McCabe warns, “Buyer beware!” He believes hedge funds are artificially pumping up prices in many markets. “In South Florida, we’ve seen increases of 20 to 37 percent in real estate values in the last year. There’s no legal investment I know of that has returned those kinds of appreciation,” he said.

He explained that hedge funds swooped into South Florida after the 2007 housing bust and bought tens of thousands of condos in bulk. Entire projects were bought at bargain prices – discounts of 50 to 75 percent off 2006 top-of-market prices.

“Then, around 2011, the hedge funds and other corporate buyers changed strategies and bought foreclosed-on single-family homes at huge discounts. In 2013, they shifted again, now paying full price and above, artificially inflating prices and values. High net worth individuals from South America followed suit,” he said.

McCabe believes the majority of South Americans and Asians who would or could buy new condos in South Florida have already bought most of the existing inventory and put deposits on the newly announced projects in the Brickell area and Eastern Dade.

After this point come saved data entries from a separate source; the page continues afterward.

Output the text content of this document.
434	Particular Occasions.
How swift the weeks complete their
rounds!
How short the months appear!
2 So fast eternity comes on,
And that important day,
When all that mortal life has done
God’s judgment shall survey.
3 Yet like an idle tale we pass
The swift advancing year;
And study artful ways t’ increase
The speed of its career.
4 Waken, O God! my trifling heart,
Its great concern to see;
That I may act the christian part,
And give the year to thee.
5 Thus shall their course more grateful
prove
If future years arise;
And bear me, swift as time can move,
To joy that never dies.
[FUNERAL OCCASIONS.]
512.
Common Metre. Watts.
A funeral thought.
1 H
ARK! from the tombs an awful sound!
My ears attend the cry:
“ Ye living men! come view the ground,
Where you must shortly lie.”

“So new projects and those yet to be announced face increased competition for a dwindling supply of buyers,” he said, noting that the hedge funds have now moved on to greener pastures in secondary markets.

McCabe, who forecast the previous housing bust, is seeing signs of a bubble in the for-sale housing market. “It’s a hot topic right now and analysts are split. I personally think there is danger of a bubble, not nationally, but in those states where we saw the greatest rise in artificial appreciation and the rocket came crashing back to earth with 50 to 60 percent drops in prices. California is getting into bubble territory and Florida and, three or four years from now, Las Vegas and Phoenix,” he predicts.